Pakistani Prime Minister Zafarullah Khan Jamali said he hoped the two countries could make progress on resolving the decades old dispute over the divided region of Kashmir -- a conflict that led the nations dangerously close to the brink of war in 2001.
"I am hopeful a good solid solution should be coming forward on all issues, of course including the Jammu and Kashmir issue," Jamali told reporters at a news conference in Islamabad.
The Indian state of Jammu-Kashmir, the only Indian state with a Muslim majority, comprises 45 percent of the disputed Kashmir region. Pakistan controls about 35 percent of the territory and China also holds a small portion of the land.
Pakistan's announcement comes in response to a speech by Indian Prime Minister Atal Behari Vajpayee's last week where he pledged to make new and decisive moves toward peace with Pakistan.
Vajpayee said he would restore full diplomatic ties with Pakistan, including the return of an Indian ambassador to Islamabad, and reopen travel links between the neighboring nations.
"How long will we keep fighting with Pakistan? We want to give Pakistan one more chance, not out of weakness but out of self-confidence," Vajpayee told India's parliament Friday.
India cut all air and rail links and withdrew its ambassador from Islamabad after an attack on the Indian parliament in December 2001 that was blamed on Pakistan-based militants. Pakistan denied any involvement in the incident.

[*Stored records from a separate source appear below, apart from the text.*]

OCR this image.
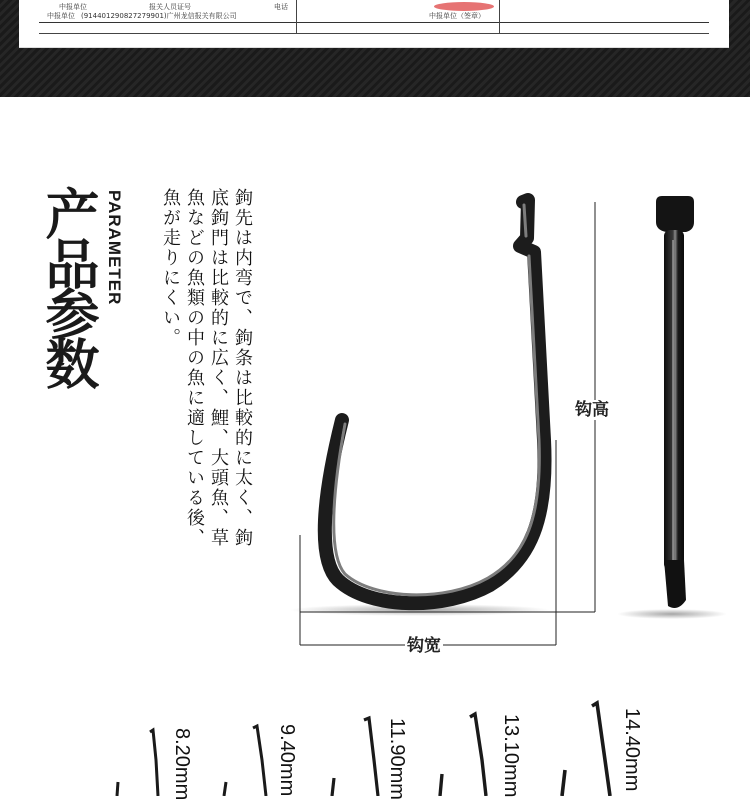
中报单位	报关人员证号	电话
中报单位 (914401290827279901)广州龙信报关有限公司	中报单位（签章）
产品参数 PARAMETER	鉤先は内弯で、鉤条は比較的に太く、鉤底鉤門は比較的に広く、鯉、大頭魚、草魚などの魚類の中の魚に適している後、魚が走りにくい。
钩高
钩宽
8.20mm	9.40mm	11.90mm	13.10mm	14.40mm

Vajpayee made Friday's announcement after an initial telephone conversation with Jamali to discuss ways to improve ties between the rivals, the first high-level contact between the two capitals in more than a year.

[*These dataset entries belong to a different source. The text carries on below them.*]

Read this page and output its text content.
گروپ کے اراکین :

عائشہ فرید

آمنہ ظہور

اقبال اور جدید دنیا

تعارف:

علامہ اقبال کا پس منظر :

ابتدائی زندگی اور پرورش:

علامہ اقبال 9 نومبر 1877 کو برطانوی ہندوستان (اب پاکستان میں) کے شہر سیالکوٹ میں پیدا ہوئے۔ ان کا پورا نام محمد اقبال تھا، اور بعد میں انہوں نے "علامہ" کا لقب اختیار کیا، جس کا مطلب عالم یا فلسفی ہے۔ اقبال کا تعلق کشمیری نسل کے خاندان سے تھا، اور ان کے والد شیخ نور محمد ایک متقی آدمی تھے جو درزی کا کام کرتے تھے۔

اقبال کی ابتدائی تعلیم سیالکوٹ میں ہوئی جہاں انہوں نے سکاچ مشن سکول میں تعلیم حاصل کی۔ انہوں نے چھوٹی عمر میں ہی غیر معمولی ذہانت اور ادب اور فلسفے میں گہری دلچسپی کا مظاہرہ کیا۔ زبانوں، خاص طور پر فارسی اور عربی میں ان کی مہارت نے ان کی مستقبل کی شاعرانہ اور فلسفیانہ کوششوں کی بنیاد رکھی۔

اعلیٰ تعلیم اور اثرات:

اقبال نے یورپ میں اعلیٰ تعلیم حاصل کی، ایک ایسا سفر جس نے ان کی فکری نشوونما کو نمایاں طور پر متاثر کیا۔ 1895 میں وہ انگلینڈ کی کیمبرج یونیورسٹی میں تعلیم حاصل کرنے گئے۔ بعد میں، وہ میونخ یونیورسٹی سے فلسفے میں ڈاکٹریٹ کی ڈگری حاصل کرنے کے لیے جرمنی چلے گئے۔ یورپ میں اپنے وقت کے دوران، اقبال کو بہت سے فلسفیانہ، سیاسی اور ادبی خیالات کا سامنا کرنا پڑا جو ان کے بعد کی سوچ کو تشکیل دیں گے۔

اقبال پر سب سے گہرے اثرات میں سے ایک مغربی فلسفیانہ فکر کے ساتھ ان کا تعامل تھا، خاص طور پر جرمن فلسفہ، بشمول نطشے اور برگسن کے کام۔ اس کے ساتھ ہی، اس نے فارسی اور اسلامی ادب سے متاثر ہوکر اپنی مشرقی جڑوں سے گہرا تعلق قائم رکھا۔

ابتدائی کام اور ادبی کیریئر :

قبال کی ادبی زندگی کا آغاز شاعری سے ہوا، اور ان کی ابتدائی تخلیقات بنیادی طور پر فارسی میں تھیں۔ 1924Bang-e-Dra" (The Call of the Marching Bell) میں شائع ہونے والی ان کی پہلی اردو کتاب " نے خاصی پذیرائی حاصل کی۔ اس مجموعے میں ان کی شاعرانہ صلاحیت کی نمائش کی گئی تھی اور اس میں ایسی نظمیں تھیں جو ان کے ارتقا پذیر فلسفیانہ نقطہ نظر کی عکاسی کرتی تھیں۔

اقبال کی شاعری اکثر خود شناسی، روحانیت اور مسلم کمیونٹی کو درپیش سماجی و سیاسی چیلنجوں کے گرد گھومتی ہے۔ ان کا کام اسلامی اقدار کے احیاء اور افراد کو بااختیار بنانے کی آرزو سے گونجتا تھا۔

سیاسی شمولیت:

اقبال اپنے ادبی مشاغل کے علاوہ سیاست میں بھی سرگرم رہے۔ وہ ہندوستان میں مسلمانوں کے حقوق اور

Jamali said he favored a progressive approach to negotiations that could ultimately lead to a formal summit between the two countries and proposed taking steps to bring respective embassies up to full strength.
"We believe that all outstanding issues between Pakistan and India must be addressed sincerely and constructively and in a composite manner through a sustained dialogue with a sense of priority," Jamali said.
Besides restoring air, bus and train links, Jamali also said Pakistan wanted to increase trade between the two countries by reducing customs and tariffs on more than 70 items, although he did not specify which ones.
Jamali added that he wanted to restore sports links between the two nations, including the extremely popular field hockey and cricket matches.
Pakistan on Monday also offered to eliminate its nuclear weapons if India did the same, wire services reported. India has not responded to that proposal, but has denied similar requests.
India also did not immediately comment on Tuesday's developments, according to the Associated Press.
The new moves to improve the strained relations between the two countries come as U.S. Deputy Secretary of State Richard Armitage embarks on a diplomatic tour of the region.